Ah! I am pretty excited right now. We are talking about mycotic diseases. Translation=fungi! And funguses are pretty cool because A) they're not an animal, a vegetable, or a mineral and B) they're an important part of ecology and my love of that study will never die.
On a more spiritual note, I thought of this during our first hour of microbiology, the hour we were introduced to virology, which has a complexity I'd never really thought of:
I cannot imagine existing in this world one hundred years ago in a world without an understanding of molecular biology.
I can approximate, but the mental approximation of ignorance I'd adopt for this thought exercise is daunting--and probably unrealistic--because my life has consistently been one filled with science. I question everyday. Mundane questions, unnecessary questions, purely theoretical questions, central-to-my-existence questions, but always questions. Everyday. And either science has an answer, or it doesn't. I am content to know that there may be an answer one day, or there might not be. But I am comforted to know that there are people always looking for answers through science, and I am proud that I am one of them.

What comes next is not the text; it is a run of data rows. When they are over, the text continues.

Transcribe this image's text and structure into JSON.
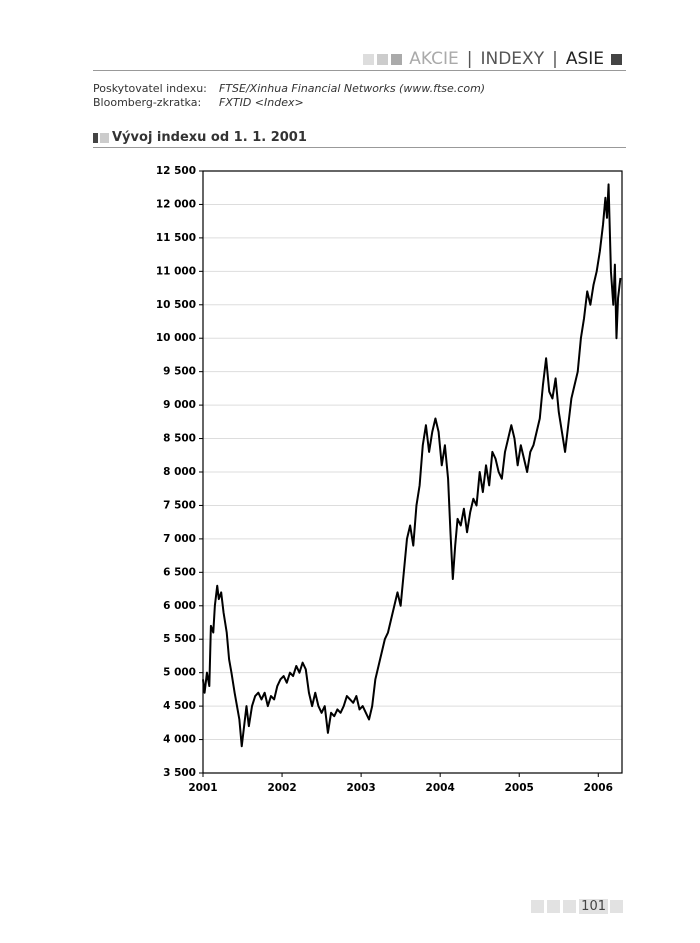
{
  "header": {
    "sections": [
      "AKCIE",
      "INDEXY",
      "ASIE"
    ],
    "separator": "|"
  },
  "info": [
    {
      "label": "Poskytovatel indexu:",
      "value": "FTSE/Xinhua Financial Networks (www.ftse.com)"
    },
    {
      "label": "Bloomberg-zkratka:",
      "value": "FXTID <Index>"
    }
  ],
  "section_title": "Vývoj indexu od 1. 1. 2001",
  "chart_data": {
    "type": "line",
    "color": "#000000",
    "x": [
      2001.0,
      2001.02,
      2001.05,
      2001.08,
      2001.1,
      2001.13,
      2001.15,
      2001.18,
      2001.2,
      2001.23,
      2001.26,
      2001.3,
      2001.33,
      2001.36,
      2001.4,
      2001.43,
      2001.46,
      2001.49,
      2001.52,
      2001.55,
      2001.58,
      2001.62,
      2001.66,
      2001.7,
      2001.74,
      2001.78,
      2001.82,
      2001.86,
      2001.9,
      2001.94,
      2001.98,
      2002.02,
      2002.06,
      2002.1,
      2002.14,
      2002.18,
      2002.22,
      2002.26,
      2002.3,
      2002.34,
      2002.38,
      2002.42,
      2002.46,
      2002.5,
      2002.54,
      2002.58,
      2002.62,
      2002.66,
      2002.7,
      2002.74,
      2002.78,
      2002.82,
      2002.86,
      2002.9,
      2002.94,
      2002.98,
      2003.02,
      2003.06,
      2003.1,
      2003.14,
      2003.18,
      2003.22,
      2003.26,
      2003.3,
      2003.34,
      2003.38,
      2003.42,
      2003.46,
      2003.5,
      2003.54,
      2003.58,
      2003.62,
      2003.66,
      2003.7,
      2003.74,
      2003.78,
      2003.82,
      2003.86,
      2003.9,
      2003.94,
      2003.98,
      2004.02,
      2004.06,
      2004.1,
      2004.13,
      2004.16,
      2004.19,
      2004.22,
      2004.26,
      2004.3,
      2004.34,
      2004.38,
      2004.42,
      2004.46,
      2004.5,
      2004.54,
      2004.58,
      2004.62,
      2004.66,
      2004.7,
      2004.74,
      2004.78,
      2004.82,
      2004.86,
      2004.9,
      2004.94,
      2004.98,
      2005.02,
      2005.06,
      2005.1,
      2005.14,
      2005.18,
      2005.22,
      2005.26,
      2005.3,
      2005.34,
      2005.38,
      2005.42,
      2005.46,
      2005.5,
      2005.54,
      2005.58,
      2005.62,
      2005.66,
      2005.7,
      2005.74,
      2005.78,
      2005.82,
      2005.86,
      2005.9,
      2005.94,
      2005.98,
      2006.02,
      2006.06,
      2006.09,
      2006.11,
      2006.13,
      2006.16,
      2006.19,
      2006.21,
      2006.23,
      2006.25,
      2006.28
    ],
    "values": [
      4900,
      4700,
      5000,
      4800,
      5700,
      5600,
      6000,
      6300,
      6100,
      6200,
      5900,
      5600,
      5200,
      5000,
      4700,
      4500,
      4300,
      3900,
      4200,
      4500,
      4200,
      4500,
      4650,
      4700,
      4600,
      4700,
      4500,
      4650,
      4600,
      4800,
      4900,
      4950,
      4850,
      5000,
      4950,
      5100,
      5000,
      5150,
      5050,
      4700,
      4500,
      4700,
      4500,
      4400,
      4500,
      4100,
      4400,
      4350,
      4450,
      4400,
      4500,
      4650,
      4600,
      4550,
      4650,
      4450,
      4500,
      4400,
      4300,
      4500,
      4900,
      5100,
      5300,
      5500,
      5600,
      5800,
      6000,
      6200,
      6000,
      6500,
      7000,
      7200,
      6900,
      7500,
      7800,
      8400,
      8700,
      8300,
      8600,
      8800,
      8600,
      8100,
      8400,
      7900,
      7100,
      6400,
      6900,
      7300,
      7200,
      7450,
      7100,
      7400,
      7600,
      7500,
      8000,
      7700,
      8100,
      7800,
      8300,
      8200,
      8000,
      7900,
      8300,
      8500,
      8700,
      8500,
      8100,
      8400,
      8200,
      8000,
      8300,
      8400,
      8600,
      8800,
      9300,
      9700,
      9200,
      9100,
      9400,
      8900,
      8600,
      8300,
      8700,
      9100,
      9300,
      9500,
      10000,
      10300,
      10700,
      10500,
      10800,
      11000,
      11300,
      11700,
      12100,
      11800,
      12300,
      11000,
      10500,
      11100,
      10000,
      10600,
      10900
    ],
    "xlim": [
      2001,
      2006.3
    ],
    "xticks": [
      2001,
      2002,
      2003,
      2004,
      2005,
      2006
    ],
    "ylim": [
      3500,
      12500
    ],
    "yticks": [
      {
        "value": 3500,
        "label": "3 500"
      },
      {
        "value": 4000,
        "label": "4 000"
      },
      {
        "value": 4500,
        "label": "4 500"
      },
      {
        "value": 5000,
        "label": "5 000"
      },
      {
        "value": 5500,
        "label": "5 500"
      },
      {
        "value": 6000,
        "label": "6 000"
      },
      {
        "value": 6500,
        "label": "6 500"
      },
      {
        "value": 7000,
        "label": "7 000"
      },
      {
        "value": 7500,
        "label": "7 500"
      },
      {
        "value": 8000,
        "label": "8 000"
      },
      {
        "value": 8500,
        "label": "8 500"
      },
      {
        "value": 9000,
        "label": "9 000"
      },
      {
        "value": 9500,
        "label": "9 500"
      },
      {
        "value": 10000,
        "label": "10 000"
      },
      {
        "value": 10500,
        "label": "10 500"
      },
      {
        "value": 11000,
        "label": "11 000"
      },
      {
        "value": 11500,
        "label": "11 500"
      },
      {
        "value": 12000,
        "label": "12 000"
      },
      {
        "value": 12500,
        "label": "12 500"
      }
    ],
    "grid": true
  },
  "page_number": "101"
}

But a hundred years ago, five hundred years ago… sure there was science and experiments, but was there understanding of what makes us and what kills us?
Example: Viruses. Really? In a world where you can't even see cells, and all you know about the world is the simplistic way we deal with it when we're first born… without technology… how do you explain illness? Could anything be more terrifying?
In this context, superstitions, rituals, and gods make so much more sense to me then I ever thought they would. Even now, it's intimidating that viruses can find ways to infect you at all. We are complex; we grew out of nucleic acids into things orders of magnitude larger. Viruses are also complex, and yet they are still so tiny. How weird is it that over three billion years of creation and co-evolution and things we can't even see still manage to jump between our discreet entities and, excuse me, fuck shit up. So terrifying. We are all still so monumentally unknowledgeable about existing.
Inconsequential tangent: Tron Legacy was a great movie that was pretty existential.
"...like flowers in a waste land."
tron legacy
But it pretty much captures the way I feel right now:
Elora: "You're telling me you can recreate life in a computer?"
Elora: "You're telling me you can create life at all?"Both implausibly impressive.